The New Typography by Jan Tschichold has been recognized as the definitive treatise on the book and graphic design, Tschichold thought that design needs clarity to see how communication is being achieved in designing. Tschichold wants designers to take a fresh and intelligent approach, instead of doing their original way, when they do their designs as he thinks that their work will come out better than before. Any kind of old way of designs should be forgotten and discarded and new ideas should be created and Tschichold believes that if designers keep following the old ways of design and for many centuries to come, the art world may never move forward with the times of technological and mental advancements.

       Artists, graphic designer and typographer, Karl Gerstner is as critical for his innovation as for his innovation as for his thoughts about innovation as the process. He formulated ideas of the versatile network with computational systems in mind. He also developed this concepts of integral typography, where the communication and its structure are indivisible and dependent, the mind being inseparable from typography. Karl Gerstner thought that designing in programmes should apply to a person actually feeling the intelligence in making a decision on how they design programmes and not just making them so ideas and creativity come more easy. The gride Gerstner digram, shown in the text, is his idea of how Fritz Zwicky, an astronomer , Zwicky did his terminology to prove his point on his meaning of design, “to pick out determining elements and combine them.”, and called the digram  “the morphological box of the typogram.” Gerstner followed the method on how the digram goes and was able to create his own solutions, this type of design thinking, which is intended to promote more creative innovation among nondesigners, is based on the different stages of the design process these programmes generally distinguish as define, ideate, prototype, test and evaluate.

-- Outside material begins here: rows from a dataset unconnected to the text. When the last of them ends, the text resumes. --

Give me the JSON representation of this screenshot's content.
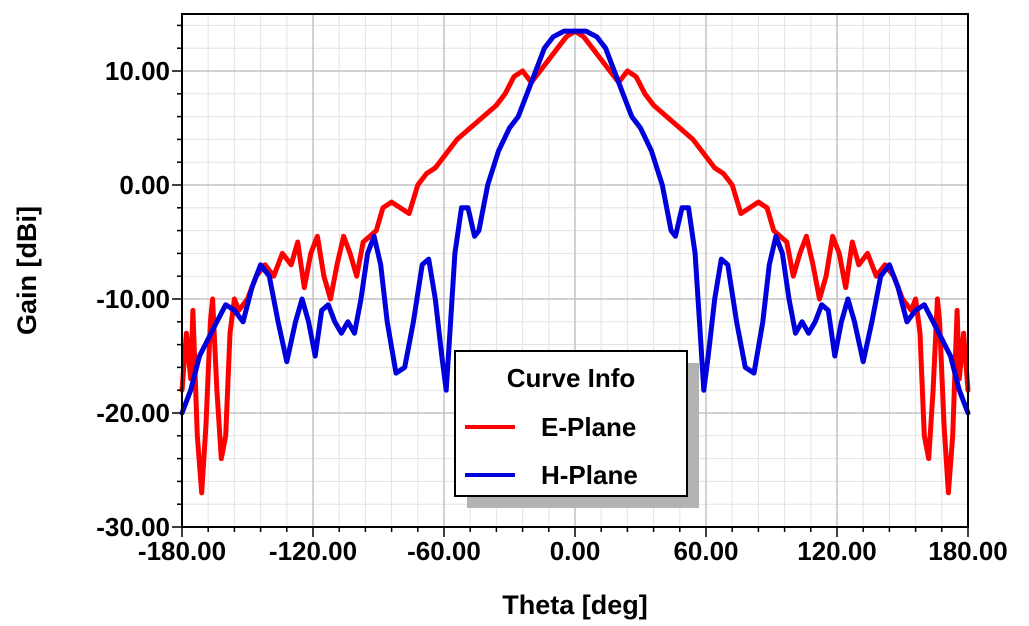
{
  "chart_data": {
    "type": "line",
    "title": "",
    "xlabel": "Theta [deg]",
    "ylabel": "Gain [dBi]",
    "xlim": [
      -180,
      180
    ],
    "ylim": [
      -30,
      15
    ],
    "x_ticks": [
      -180,
      -120,
      -60,
      0,
      60,
      120,
      180
    ],
    "x_tick_labels": [
      "-180.00",
      "-120.00",
      "-60.00",
      "0.00",
      "60.00",
      "120.00",
      "180.00"
    ],
    "y_ticks": [
      10,
      0,
      -10,
      -20,
      -30
    ],
    "y_tick_labels": [
      "10.00",
      "0.00",
      "-10.00",
      "-20.00",
      "-30.00"
    ],
    "grid": true,
    "legend": {
      "title": "Curve Info",
      "placement": "bottom-center"
    },
    "series": [
      {
        "name": "E-Plane",
        "color": "#ff0000",
        "points": [
          [
            -180,
            -18
          ],
          [
            -178,
            -13
          ],
          [
            -176,
            -17
          ],
          [
            -175,
            -11
          ],
          [
            -173,
            -22
          ],
          [
            -171,
            -27
          ],
          [
            -169,
            -21
          ],
          [
            -167,
            -12
          ],
          [
            -166,
            -10
          ],
          [
            -164,
            -18
          ],
          [
            -162,
            -24
          ],
          [
            -160,
            -22
          ],
          [
            -158,
            -13
          ],
          [
            -156,
            -10
          ],
          [
            -154,
            -11
          ],
          [
            -150,
            -10
          ],
          [
            -146,
            -8
          ],
          [
            -142,
            -7
          ],
          [
            -138,
            -8
          ],
          [
            -134,
            -6
          ],
          [
            -130,
            -7
          ],
          [
            -127,
            -5
          ],
          [
            -124,
            -9
          ],
          [
            -121,
            -6
          ],
          [
            -118,
            -4.5
          ],
          [
            -115,
            -8
          ],
          [
            -112,
            -10
          ],
          [
            -109,
            -7
          ],
          [
            -106,
            -4.5
          ],
          [
            -103,
            -6
          ],
          [
            -100,
            -8
          ],
          [
            -97,
            -5
          ],
          [
            -94,
            -4.5
          ],
          [
            -91,
            -4
          ],
          [
            -88,
            -2
          ],
          [
            -84,
            -1.5
          ],
          [
            -80,
            -2
          ],
          [
            -76,
            -2.5
          ],
          [
            -72,
            0
          ],
          [
            -68,
            1
          ],
          [
            -64,
            1.5
          ],
          [
            -60,
            2.5
          ],
          [
            -54,
            4
          ],
          [
            -48,
            5
          ],
          [
            -42,
            6
          ],
          [
            -36,
            7
          ],
          [
            -32,
            8
          ],
          [
            -28,
            9.5
          ],
          [
            -24,
            10
          ],
          [
            -20,
            9
          ],
          [
            -16,
            10
          ],
          [
            -12,
            11
          ],
          [
            -8,
            12
          ],
          [
            -4,
            13
          ],
          [
            0,
            13.5
          ],
          [
            4,
            13
          ],
          [
            8,
            12
          ],
          [
            12,
            11
          ],
          [
            16,
            10
          ],
          [
            20,
            9
          ],
          [
            24,
            10
          ],
          [
            28,
            9.5
          ],
          [
            32,
            8
          ],
          [
            36,
            7
          ],
          [
            42,
            6
          ],
          [
            48,
            5
          ],
          [
            54,
            4
          ],
          [
            60,
            2.5
          ],
          [
            64,
            1.5
          ],
          [
            68,
            1
          ],
          [
            72,
            0
          ],
          [
            76,
            -2.5
          ],
          [
            80,
            -2
          ],
          [
            84,
            -1.5
          ],
          [
            88,
            -2
          ],
          [
            91,
            -4
          ],
          [
            94,
            -4.5
          ],
          [
            97,
            -5
          ],
          [
            100,
            -8
          ],
          [
            103,
            -6
          ],
          [
            106,
            -4.5
          ],
          [
            109,
            -7
          ],
          [
            112,
            -10
          ],
          [
            115,
            -8
          ],
          [
            118,
            -4.5
          ],
          [
            121,
            -6
          ],
          [
            124,
            -9
          ],
          [
            127,
            -5
          ],
          [
            130,
            -7
          ],
          [
            134,
            -6
          ],
          [
            138,
            -8
          ],
          [
            142,
            -7
          ],
          [
            146,
            -8
          ],
          [
            150,
            -10
          ],
          [
            154,
            -11
          ],
          [
            156,
            -10
          ],
          [
            158,
            -13
          ],
          [
            160,
            -22
          ],
          [
            162,
            -24
          ],
          [
            164,
            -18
          ],
          [
            166,
            -10
          ],
          [
            167,
            -12
          ],
          [
            169,
            -21
          ],
          [
            171,
            -27
          ],
          [
            173,
            -22
          ],
          [
            175,
            -11
          ],
          [
            176,
            -17
          ],
          [
            178,
            -13
          ],
          [
            180,
            -18
          ]
        ]
      },
      {
        "name": "H-Plane",
        "color": "#0000dd",
        "points": [
          [
            -180,
            -20
          ],
          [
            -176,
            -18
          ],
          [
            -172,
            -15
          ],
          [
            -168,
            -13.5
          ],
          [
            -164,
            -12
          ],
          [
            -160,
            -10.5
          ],
          [
            -156,
            -11
          ],
          [
            -152,
            -12
          ],
          [
            -148,
            -9
          ],
          [
            -144,
            -7
          ],
          [
            -140,
            -8
          ],
          [
            -136,
            -12
          ],
          [
            -132,
            -15.5
          ],
          [
            -128,
            -12
          ],
          [
            -125,
            -10
          ],
          [
            -122,
            -12
          ],
          [
            -119,
            -15
          ],
          [
            -116,
            -11
          ],
          [
            -113,
            -10.5
          ],
          [
            -110,
            -12
          ],
          [
            -107,
            -13
          ],
          [
            -104,
            -12
          ],
          [
            -101,
            -13
          ],
          [
            -98,
            -10
          ],
          [
            -95,
            -6
          ],
          [
            -92,
            -4.5
          ],
          [
            -89,
            -7
          ],
          [
            -86,
            -12
          ],
          [
            -82,
            -16.5
          ],
          [
            -78,
            -16
          ],
          [
            -74,
            -12
          ],
          [
            -70,
            -7
          ],
          [
            -67,
            -6.5
          ],
          [
            -64,
            -10
          ],
          [
            -61,
            -15
          ],
          [
            -59,
            -18
          ],
          [
            -57,
            -12
          ],
          [
            -55,
            -6
          ],
          [
            -52,
            -2
          ],
          [
            -49,
            -2
          ],
          [
            -46,
            -4.5
          ],
          [
            -44,
            -4
          ],
          [
            -40,
            0
          ],
          [
            -35,
            3
          ],
          [
            -30,
            5
          ],
          [
            -26,
            6
          ],
          [
            -22,
            8
          ],
          [
            -18,
            10
          ],
          [
            -14,
            12
          ],
          [
            -10,
            13
          ],
          [
            -5,
            13.5
          ],
          [
            0,
            13.5
          ],
          [
            5,
            13.5
          ],
          [
            10,
            13
          ],
          [
            14,
            12
          ],
          [
            18,
            10
          ],
          [
            22,
            8
          ],
          [
            26,
            6
          ],
          [
            30,
            5
          ],
          [
            35,
            3
          ],
          [
            40,
            0
          ],
          [
            44,
            -4
          ],
          [
            46,
            -4.5
          ],
          [
            49,
            -2
          ],
          [
            52,
            -2
          ],
          [
            55,
            -6
          ],
          [
            57,
            -12
          ],
          [
            59,
            -18
          ],
          [
            61,
            -15
          ],
          [
            64,
            -10
          ],
          [
            67,
            -6.5
          ],
          [
            70,
            -7
          ],
          [
            74,
            -12
          ],
          [
            78,
            -16
          ],
          [
            82,
            -16.5
          ],
          [
            86,
            -12
          ],
          [
            89,
            -7
          ],
          [
            92,
            -4.5
          ],
          [
            95,
            -6
          ],
          [
            98,
            -10
          ],
          [
            101,
            -13
          ],
          [
            104,
            -12
          ],
          [
            107,
            -13
          ],
          [
            110,
            -12
          ],
          [
            113,
            -10.5
          ],
          [
            116,
            -11
          ],
          [
            119,
            -15
          ],
          [
            122,
            -12
          ],
          [
            125,
            -10
          ],
          [
            128,
            -12
          ],
          [
            132,
            -15.5
          ],
          [
            136,
            -12
          ],
          [
            140,
            -8
          ],
          [
            144,
            -7
          ],
          [
            148,
            -9
          ],
          [
            152,
            -12
          ],
          [
            156,
            -11
          ],
          [
            160,
            -10.5
          ],
          [
            164,
            -12
          ],
          [
            168,
            -13.5
          ],
          [
            172,
            -15
          ],
          [
            176,
            -18
          ],
          [
            180,
            -20
          ]
        ]
      }
    ]
  }
}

       A grid system is a rigid framework that is supposed to help graphic designers in the meaningful, logical and consistent organization of information on a page. Rudimentary versions of grid systems existed since the medieval times, but a group of graphic designers, mostly in spired in ideas from typographical literature started building a more rigid and coherent system for page layout. The core of these ideas were first presented in the book that Josef Müller-Brockmann wrote, titled Grid Systems in Graphic Design, which helped to spread the knowledge about grides through the world.